The authors did not present calibration plots or Brier scores. They used only AUPRC and AUROC. These metrics show if the model can rank patients correctly, but not if the predicted probability is true. For example, a model can say 80% VAP risk when it’s only 20%. Without calibration, this is misleading. Calibration is especially important in clinical models. The authors must run calibration plots (reliability curves e.g.) and Brier scores. If they cannot do this now they must say it clearly in the statistical limitations and plan for it in future versions.
How did the authors control for label leakage between the observation and prediction windows? If signs of early VAP already appear in the observation window, and the model predicts VAP in the next 6 hours, then it’s not really “predicting” the future, it’s just detecting the present. This causes over-optimistic results. The authors must clarify how they avoided this maybe with sensitivity analysis. If not done this is a methodological flaw and must be written as a study limitation.

Author Response

1. Did the authors consider different VAP prevention protocols (such as head-of-bed elevation, oral care, or sedation protocols) used in ICU during the years 2008 to 2019? These can reduce VAP, and if they changed over the 11 years of data, the prediction might not be accurate. The authors did not adjust for this bias in clinical practice variation. They must explain this or add it as a limitation.

We thank the reviewer for highlighting this important point. Compliance with ventilator-associated pneumonia (VAP) prevention bundles in the ICU indeed represents a potential source of bias over the long study period (2008–2019).

To address this concern, we reviewed recent literature analyzing the MIMIC-IV cohort, notably the study by Leong et al. (2024) [Leong YH, et al., Anesthesiology and Perioperative Science], which specifically evaluated compliance to VAP prevention protocols within the MIMIC-IV database. Their results demonstrated that compliance to the Institute for Healthcare Improvement (IHI) ventilator care bundle was extremely low overall — with only 0.3% of patients achieving full bundle compliance, and only head-of-bed elevation being routinely implemented (89% compliance), while other interventions such as sedation protocols, oral care, or prophylaxis measures had very low adherence rates.

These findings suggest that throughout the 2008–2019 period, major changes or systematic improvements in VAP prevention bundle compliance were unlikely to significantly impact the general incidence of VAP recorded in MIMIC-IV. Consequently, the low and stable compliance likely limits the bias introduced by evolving prevention protocols on our predictive model.

However, we acknowledge that even low variations in clinical practice could influence VAP risk to some extent.
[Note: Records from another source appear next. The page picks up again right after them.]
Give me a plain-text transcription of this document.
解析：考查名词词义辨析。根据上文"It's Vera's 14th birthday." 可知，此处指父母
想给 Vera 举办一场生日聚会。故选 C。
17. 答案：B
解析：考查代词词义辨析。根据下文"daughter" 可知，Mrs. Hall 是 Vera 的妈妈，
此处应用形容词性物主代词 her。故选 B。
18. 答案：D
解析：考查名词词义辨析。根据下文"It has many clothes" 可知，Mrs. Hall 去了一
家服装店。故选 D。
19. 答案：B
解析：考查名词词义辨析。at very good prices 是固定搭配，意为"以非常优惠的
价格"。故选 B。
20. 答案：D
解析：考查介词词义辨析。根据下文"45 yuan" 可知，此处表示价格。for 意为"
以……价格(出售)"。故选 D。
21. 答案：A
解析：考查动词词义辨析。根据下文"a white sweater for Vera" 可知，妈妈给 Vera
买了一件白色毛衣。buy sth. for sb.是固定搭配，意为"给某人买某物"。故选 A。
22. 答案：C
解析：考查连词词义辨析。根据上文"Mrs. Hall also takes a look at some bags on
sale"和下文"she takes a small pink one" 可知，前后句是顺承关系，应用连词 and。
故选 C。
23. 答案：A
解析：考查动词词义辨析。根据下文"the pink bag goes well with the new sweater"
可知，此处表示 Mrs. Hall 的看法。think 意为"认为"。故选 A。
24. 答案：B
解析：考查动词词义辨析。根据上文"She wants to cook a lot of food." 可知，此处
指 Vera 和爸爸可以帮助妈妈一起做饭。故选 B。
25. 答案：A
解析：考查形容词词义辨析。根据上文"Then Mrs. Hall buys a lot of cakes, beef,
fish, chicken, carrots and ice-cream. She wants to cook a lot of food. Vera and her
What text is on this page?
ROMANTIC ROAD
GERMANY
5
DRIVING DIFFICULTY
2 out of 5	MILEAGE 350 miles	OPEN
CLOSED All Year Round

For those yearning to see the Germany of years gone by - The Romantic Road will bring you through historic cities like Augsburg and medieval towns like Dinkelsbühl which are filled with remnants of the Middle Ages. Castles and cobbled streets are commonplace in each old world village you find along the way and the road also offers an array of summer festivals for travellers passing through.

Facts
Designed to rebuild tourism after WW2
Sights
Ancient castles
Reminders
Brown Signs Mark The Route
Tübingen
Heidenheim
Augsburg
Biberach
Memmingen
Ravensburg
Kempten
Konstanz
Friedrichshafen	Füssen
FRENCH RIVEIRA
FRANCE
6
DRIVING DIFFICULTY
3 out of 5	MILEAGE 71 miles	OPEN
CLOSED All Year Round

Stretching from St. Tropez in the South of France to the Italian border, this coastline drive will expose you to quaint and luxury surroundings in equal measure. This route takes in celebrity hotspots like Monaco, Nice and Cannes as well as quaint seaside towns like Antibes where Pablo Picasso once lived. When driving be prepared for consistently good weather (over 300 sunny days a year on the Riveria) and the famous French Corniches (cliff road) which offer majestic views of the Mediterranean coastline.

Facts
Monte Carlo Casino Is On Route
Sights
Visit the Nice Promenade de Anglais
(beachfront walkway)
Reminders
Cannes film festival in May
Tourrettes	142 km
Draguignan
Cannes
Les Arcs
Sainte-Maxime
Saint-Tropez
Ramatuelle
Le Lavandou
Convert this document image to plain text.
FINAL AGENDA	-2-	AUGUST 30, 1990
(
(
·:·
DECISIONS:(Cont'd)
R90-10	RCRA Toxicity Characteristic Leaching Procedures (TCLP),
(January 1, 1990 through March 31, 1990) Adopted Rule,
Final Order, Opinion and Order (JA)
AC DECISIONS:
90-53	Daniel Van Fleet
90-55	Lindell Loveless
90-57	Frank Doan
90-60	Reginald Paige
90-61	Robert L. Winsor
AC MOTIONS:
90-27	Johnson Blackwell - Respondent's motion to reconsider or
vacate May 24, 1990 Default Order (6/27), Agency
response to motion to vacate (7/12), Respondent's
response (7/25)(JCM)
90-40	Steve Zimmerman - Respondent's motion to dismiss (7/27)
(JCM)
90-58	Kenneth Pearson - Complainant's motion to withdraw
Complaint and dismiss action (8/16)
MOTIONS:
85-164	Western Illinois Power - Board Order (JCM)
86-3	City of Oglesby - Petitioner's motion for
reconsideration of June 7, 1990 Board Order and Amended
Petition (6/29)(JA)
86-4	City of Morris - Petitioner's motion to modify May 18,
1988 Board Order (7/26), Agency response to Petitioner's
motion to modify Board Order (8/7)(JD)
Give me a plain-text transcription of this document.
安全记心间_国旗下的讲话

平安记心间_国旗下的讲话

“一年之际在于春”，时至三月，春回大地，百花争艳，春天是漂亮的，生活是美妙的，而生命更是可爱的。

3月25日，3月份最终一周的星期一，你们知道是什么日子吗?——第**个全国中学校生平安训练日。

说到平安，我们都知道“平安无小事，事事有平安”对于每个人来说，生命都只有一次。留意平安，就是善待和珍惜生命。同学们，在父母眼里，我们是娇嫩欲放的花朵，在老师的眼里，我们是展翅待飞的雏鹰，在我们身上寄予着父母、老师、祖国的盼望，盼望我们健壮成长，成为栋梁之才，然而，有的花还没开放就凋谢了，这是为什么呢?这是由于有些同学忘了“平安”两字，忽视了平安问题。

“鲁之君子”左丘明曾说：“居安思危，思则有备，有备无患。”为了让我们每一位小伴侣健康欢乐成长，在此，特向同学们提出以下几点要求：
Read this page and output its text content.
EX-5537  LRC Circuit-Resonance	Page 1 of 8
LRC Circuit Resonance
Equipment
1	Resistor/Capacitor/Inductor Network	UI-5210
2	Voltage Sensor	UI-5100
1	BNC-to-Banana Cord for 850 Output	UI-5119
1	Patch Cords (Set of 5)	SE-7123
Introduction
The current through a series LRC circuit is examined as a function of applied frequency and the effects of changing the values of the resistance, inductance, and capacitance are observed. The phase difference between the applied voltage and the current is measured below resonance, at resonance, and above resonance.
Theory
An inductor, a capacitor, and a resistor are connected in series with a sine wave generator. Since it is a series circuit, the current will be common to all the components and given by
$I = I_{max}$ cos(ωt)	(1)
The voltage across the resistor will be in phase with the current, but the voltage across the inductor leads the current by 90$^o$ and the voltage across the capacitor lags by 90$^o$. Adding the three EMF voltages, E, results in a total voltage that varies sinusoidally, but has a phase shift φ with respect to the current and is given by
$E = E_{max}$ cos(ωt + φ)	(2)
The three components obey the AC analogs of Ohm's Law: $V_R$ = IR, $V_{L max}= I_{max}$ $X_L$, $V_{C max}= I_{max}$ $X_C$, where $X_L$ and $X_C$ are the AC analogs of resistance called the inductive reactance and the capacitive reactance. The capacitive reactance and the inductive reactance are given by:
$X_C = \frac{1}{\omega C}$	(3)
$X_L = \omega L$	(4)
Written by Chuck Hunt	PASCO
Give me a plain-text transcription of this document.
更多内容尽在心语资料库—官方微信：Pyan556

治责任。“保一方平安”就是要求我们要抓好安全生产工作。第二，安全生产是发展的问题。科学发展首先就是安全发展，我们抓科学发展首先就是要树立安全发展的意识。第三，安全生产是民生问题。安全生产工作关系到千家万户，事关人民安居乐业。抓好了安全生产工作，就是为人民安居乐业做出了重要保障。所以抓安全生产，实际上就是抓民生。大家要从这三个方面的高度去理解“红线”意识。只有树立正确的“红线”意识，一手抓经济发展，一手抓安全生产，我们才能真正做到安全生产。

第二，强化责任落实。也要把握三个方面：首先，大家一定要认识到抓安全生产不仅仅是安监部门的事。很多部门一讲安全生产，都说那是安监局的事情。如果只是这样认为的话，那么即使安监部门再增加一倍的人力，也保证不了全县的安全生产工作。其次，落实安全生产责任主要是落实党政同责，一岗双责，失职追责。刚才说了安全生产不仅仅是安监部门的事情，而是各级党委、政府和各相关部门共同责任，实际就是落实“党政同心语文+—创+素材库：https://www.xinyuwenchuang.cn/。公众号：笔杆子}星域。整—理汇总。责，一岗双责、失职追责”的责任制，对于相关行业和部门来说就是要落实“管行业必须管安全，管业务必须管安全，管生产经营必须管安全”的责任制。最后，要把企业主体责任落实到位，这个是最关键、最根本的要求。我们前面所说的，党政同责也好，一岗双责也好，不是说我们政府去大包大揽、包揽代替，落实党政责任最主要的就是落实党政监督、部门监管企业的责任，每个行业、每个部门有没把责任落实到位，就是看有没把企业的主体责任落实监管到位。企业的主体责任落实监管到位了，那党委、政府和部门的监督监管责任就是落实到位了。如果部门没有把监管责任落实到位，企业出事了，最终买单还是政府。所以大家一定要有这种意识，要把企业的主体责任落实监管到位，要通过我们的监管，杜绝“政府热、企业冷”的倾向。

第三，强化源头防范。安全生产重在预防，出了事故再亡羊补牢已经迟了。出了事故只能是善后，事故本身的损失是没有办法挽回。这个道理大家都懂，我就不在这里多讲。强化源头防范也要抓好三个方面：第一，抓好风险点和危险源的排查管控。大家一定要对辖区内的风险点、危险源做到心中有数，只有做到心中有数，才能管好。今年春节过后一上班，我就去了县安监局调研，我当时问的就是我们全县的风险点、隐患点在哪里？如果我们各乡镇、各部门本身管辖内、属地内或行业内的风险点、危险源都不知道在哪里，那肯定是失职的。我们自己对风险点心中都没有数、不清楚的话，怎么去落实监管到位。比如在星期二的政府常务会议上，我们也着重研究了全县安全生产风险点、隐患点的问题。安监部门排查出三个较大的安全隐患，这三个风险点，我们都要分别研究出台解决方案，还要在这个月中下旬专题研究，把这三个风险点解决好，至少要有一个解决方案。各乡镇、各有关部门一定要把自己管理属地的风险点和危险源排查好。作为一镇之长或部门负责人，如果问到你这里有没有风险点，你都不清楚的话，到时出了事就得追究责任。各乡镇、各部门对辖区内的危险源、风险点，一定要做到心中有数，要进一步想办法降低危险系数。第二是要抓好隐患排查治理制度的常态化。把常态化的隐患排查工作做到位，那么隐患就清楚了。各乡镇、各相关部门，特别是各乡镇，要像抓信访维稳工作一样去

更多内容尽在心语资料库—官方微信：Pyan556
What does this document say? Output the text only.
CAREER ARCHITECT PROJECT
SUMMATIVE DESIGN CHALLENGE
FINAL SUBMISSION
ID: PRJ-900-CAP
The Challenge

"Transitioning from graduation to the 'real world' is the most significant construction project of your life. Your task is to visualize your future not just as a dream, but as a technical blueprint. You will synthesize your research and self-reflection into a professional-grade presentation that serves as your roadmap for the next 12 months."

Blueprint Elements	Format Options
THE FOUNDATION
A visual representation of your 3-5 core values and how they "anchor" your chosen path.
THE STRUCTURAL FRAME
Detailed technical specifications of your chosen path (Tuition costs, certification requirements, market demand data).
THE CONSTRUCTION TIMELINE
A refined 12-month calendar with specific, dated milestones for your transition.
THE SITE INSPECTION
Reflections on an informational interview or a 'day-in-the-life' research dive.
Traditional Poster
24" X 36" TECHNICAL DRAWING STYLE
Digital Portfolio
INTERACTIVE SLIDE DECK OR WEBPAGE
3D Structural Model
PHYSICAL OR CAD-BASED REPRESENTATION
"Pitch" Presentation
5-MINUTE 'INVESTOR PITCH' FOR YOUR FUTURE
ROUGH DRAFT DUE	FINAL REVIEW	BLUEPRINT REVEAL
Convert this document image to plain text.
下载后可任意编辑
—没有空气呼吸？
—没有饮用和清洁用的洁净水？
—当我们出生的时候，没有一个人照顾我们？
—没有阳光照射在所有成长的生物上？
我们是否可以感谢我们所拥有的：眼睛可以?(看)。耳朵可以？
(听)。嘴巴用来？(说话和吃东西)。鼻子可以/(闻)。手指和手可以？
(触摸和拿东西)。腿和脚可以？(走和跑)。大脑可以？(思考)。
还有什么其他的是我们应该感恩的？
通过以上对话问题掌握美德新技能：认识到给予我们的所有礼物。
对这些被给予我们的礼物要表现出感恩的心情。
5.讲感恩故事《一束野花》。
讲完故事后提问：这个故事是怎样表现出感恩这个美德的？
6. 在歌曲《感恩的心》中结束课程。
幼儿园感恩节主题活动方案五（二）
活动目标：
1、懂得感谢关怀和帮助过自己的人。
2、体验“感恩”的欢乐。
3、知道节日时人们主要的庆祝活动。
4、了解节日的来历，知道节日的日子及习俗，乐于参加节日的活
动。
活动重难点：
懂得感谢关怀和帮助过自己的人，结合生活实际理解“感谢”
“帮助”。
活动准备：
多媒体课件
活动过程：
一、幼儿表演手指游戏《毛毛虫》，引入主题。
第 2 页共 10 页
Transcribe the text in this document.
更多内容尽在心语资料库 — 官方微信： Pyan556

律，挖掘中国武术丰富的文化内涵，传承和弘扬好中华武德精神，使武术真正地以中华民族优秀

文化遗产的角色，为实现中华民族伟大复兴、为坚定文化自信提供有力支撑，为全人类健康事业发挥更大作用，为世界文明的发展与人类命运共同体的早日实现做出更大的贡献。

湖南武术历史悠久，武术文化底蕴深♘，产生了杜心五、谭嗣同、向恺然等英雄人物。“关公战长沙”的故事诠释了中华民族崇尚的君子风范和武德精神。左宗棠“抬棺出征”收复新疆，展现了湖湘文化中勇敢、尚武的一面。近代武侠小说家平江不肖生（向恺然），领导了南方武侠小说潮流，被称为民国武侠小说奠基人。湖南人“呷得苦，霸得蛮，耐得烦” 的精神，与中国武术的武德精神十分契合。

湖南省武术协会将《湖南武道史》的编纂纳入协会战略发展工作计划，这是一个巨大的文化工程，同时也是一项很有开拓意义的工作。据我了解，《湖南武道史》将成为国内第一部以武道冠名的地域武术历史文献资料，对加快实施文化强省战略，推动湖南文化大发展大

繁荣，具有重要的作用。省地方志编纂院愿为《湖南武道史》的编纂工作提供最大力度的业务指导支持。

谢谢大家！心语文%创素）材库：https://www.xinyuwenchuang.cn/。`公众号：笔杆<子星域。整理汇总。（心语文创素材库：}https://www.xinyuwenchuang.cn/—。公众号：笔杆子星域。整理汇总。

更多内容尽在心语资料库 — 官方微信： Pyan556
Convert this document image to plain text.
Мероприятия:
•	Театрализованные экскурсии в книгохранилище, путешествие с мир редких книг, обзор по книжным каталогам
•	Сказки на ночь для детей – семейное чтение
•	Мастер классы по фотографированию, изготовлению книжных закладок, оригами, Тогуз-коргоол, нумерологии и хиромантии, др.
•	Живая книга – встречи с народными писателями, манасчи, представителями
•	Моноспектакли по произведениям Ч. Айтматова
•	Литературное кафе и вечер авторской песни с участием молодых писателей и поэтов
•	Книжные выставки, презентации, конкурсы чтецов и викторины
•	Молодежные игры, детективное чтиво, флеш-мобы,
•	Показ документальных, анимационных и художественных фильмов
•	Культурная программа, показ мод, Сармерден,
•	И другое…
Therefore, we have added a discussion of this point in the limitations section of the revised manuscript, explicitly stating that variations in bundle compliance and ICU protocols over time represent a potential residual confounder that could not be fully adjusted for in our model.

Reference added:
Leong YH, Khoo YL, Abdullah HR, Ke Y. Compliance to ventilator care bundles and its association with ventilator-associated pneumonia. Anesthesiology and Perioperative Science. 2024;2:20. doi:10.1007/s44254-024-00059-1.